I sat waiting for my boss to deliver my end-of-probation appraisal, quietly confident.
I was in my mid-twenties working in marketing for a well-respected Fintech business, and was smashing it.
I’d hit all my targets and then some. My marketing campaigns were pulling in the leads. I was cracking new European markets. And, despite my wonky Ginger Spice highlights, I was on fire.
Or so I thought.
My boss marched in and leaned back ominously in her fat leather executive chair, fixing me with her steely grey eyes.
‘The thing is, Kim,’ she began, ‘People here think you’re cold.’
Gasp! Me? Cold! I’d been called a few things in my time but never cold. In fact, I prided myself on my empathy and warmth.
It was devastating news.
The rest of the meeting past by in a blur and I left with my tail between my legs, crushed.
But soon I began to see where I’d gone wrong. I realised that in my bid to appear mature and impressive, I’d suppressed all my individuality and gone all corporate robot.
I’d focused on the wrong P.
All I’d thought about was being professional, when in fact I should have also shown some personality.
I’d mistakenly assumed that personality and professionalism were incompatible.
That parking my personality at home every morning (especially the sarcastic humour, dirty laugh and penchant for reality TV) would be a positive. That I’d seem more professional and be more successful by being less ‘me’.
Well, dear reader, of course, the opposite turned out to be true.
Corporate Kim was just Cold Kim.
So after the disastrous appraisal I made a big effort to be more myself. To show my warts-and-all true colours at work. And guess what? The more I shared my personality, the more people warmed to me, wanted to work with me and, in the end, promote me.
Cold Kim was never seen again.
But you’re not surprised about that now, are you?
You know that personality is important in business.

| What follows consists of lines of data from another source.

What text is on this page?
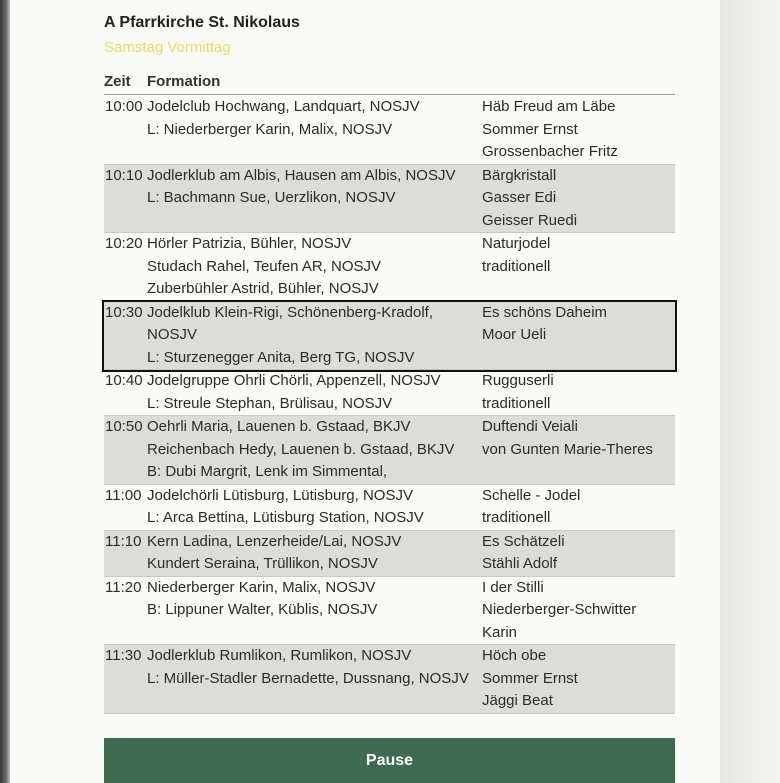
A Pfarrkirche St. Nikolaus
Samstag Vormittag
Zeit Formation
10:00 Jodelclub Hochwang, Landquart, NOSJV
L: Niederberger Karin, Malix, NOSJV

Häb Freud am Läbe
Sommer Ernst
Grossenbacher Fritz
10:10 Jodlerklub am Albis, Hausen am Albis, NOSJV
L: Bachmann Sue, Uerzlikon, NOSJV

Bärgkristall
Gasser Edi
Geisser Ruedi
10:20 Hörler Patrizia, Bühler, NOSJV
Studach Rahel, Teufen AR, NOSJV
Zuberbühler Astrid, Bühler, NOSJV
Naturjodel
traditionell

10:30 Jodelklub Klein-Rigi, Schönenberg-Kradolf,
NOSJV
L: Sturzenegger Anita, Berg TG, NOSJV
Es schöns Daheim
Moor Ueli

10:40 Jodelgruppe Ohrli Chörli, Appenzell, NOSJV
L: Streule Stephan, Brülisau, NOSJV
Rugguserli
traditionell
10:50 Oehrli Maria, Lauenen b. Gstaad, BKJV
Reichenbach Hedy, Lauenen b. Gstaad, BKJV
B: Dubi Margrit, Lenk im Simmental,
Duftendi Veiali
von Gunten Marie-Theres

11:00 Jodelchörli Lütisburg, Lütisburg, NOSJV
L: Arca Bettina, Lütisburg Station, NOSJV
Schelle - Jodel
traditionell
11:10 Kern Ladina, Lenzerheide/Lai, NOSJV
Kundert Seraina, Trüllikon, NOSJV
Es Schätzeli
Stähli Adolf
11:20 Niederberger Karin, Malix, NOSJV
B: Lippuner Walter, Küblis, NOSJV

I der Stilli
Niederberger-Schwitter
Karin
11:30 Jodlerklub Rumlikon, Rumlikon, NOSJV
L: Müller-Stadler Bernadette, Dussnang, NOSJV

Höch obe
Sommer Ernst
Jäggi Beat
Pause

You understand that personality and professionalism can sit happily alongside each other like an old married couple eating in companionable silence at a restaurant.

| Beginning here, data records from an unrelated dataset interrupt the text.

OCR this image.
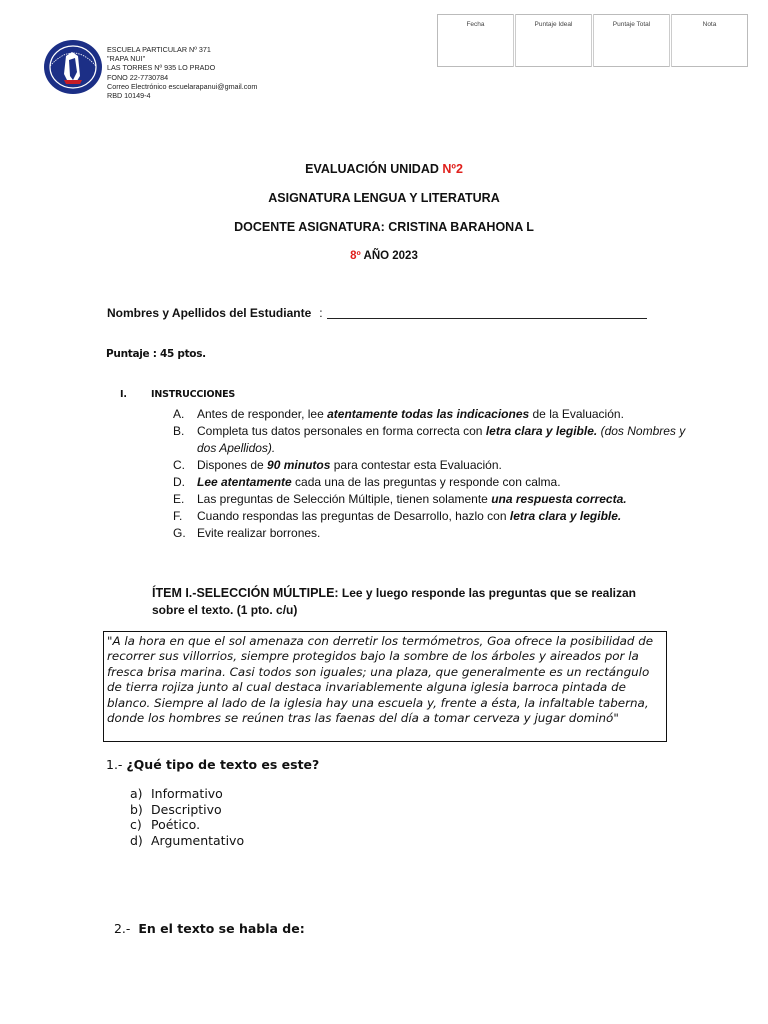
ESCUELA PARTICULAR Nº 371
"RAPA NUI"
LAS TORRES Nº 935 LO PRADO
FONO 22-7730784
Correo Electrónico escuelarapanui@gmail.com
RBD 10149-4
Fecha	Puntaje Ideal	Puntaje Total	Nota
EVALUACIÓN UNIDAD Nº2
ASIGNATURA LENGUA Y LITERATURA
DOCENTE ASIGNATURA: CRISTINA BARAHONA L
8º AÑO 2023
Nombres y Apellidos del Estudiante :
Puntaje : 45 ptos.
I.	INSTRUCCIONES
A. Antes de responder, lee atentamente todas las indicaciones de la Evaluación.
B. Completa tus datos personales en forma correcta con letra clara y legible. (dos Nombres y dos Apellidos).
C. Dispones de 90 minutos para contestar esta Evaluación.
D. Lee atentamente cada una de las preguntas y responde con calma.
E. Las preguntas de Selección Múltiple, tienen solamente una respuesta correcta.
F. Cuando respondas las preguntas de Desarrollo, hazlo con letra clara y legible.
G. Evite realizar borrones.
ÍTEM I.-SELECCIÓN MÚLTIPLE: Lee y luego responde las preguntas que se realizan sobre el texto. (1 pto. c/u)
"A la hora en que el sol amenaza con derretir los termómetros, Goa ofrece la posibilidad de recorrer sus villorrios, siempre protegidos bajo la sombre de los árboles y aireados por la fresca brisa marina. Casi todos son iguales; una plaza, que generalmente es un rectángulo de tierra rojiza junto al cual destaca invariablemente alguna iglesia barroca pintada de blanco. Siempre al lado de la iglesia hay una escuela y, frente a ésta, la infaltable taberna, donde los hombres se reúnen tras las faenas del día a tomar cerveza y jugar dominó"
1.- ¿Qué tipo de texto es este?
a) Informativo
b) Descriptivo
c) Poético.
d) Argumentativo

2.-  En el texto se habla de:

You know what we buy from people that we know, like and trust. That personality sells.
But, I wonder, are you walking the walk?
Are you sharing YOUR personality with your world – your colleagues, clients and contacts – or are you hiding behind a wall of starchy perceived professionalism, all buttoned up and formal?
Well, here’s some advice from Once-Cold-Now-Warm-As-Toast-Kim.
Try loosening up a little. Whip off your metaphorical tie/Spanx and try using your personality to your advantage.
Think about sharing more of:
- your personal experiences
- your likes and dislikes
- the conventional wisdom that you think’s a load of old rubbish
- your challenges (and how you overcame them)
- who or what you get inspired by
- what makes you quirky or different
- the books you like to read
You get the idea.
You’ll still be professional, but just more ‘you’.
And by being more ‘you’, you’ll help your clients to find you, choose you and buy from you. Or your boss to hire you, evangelize you and promote you.
So learn from Cold Kim’s mistakes and focus on the right P. You know it makes sense.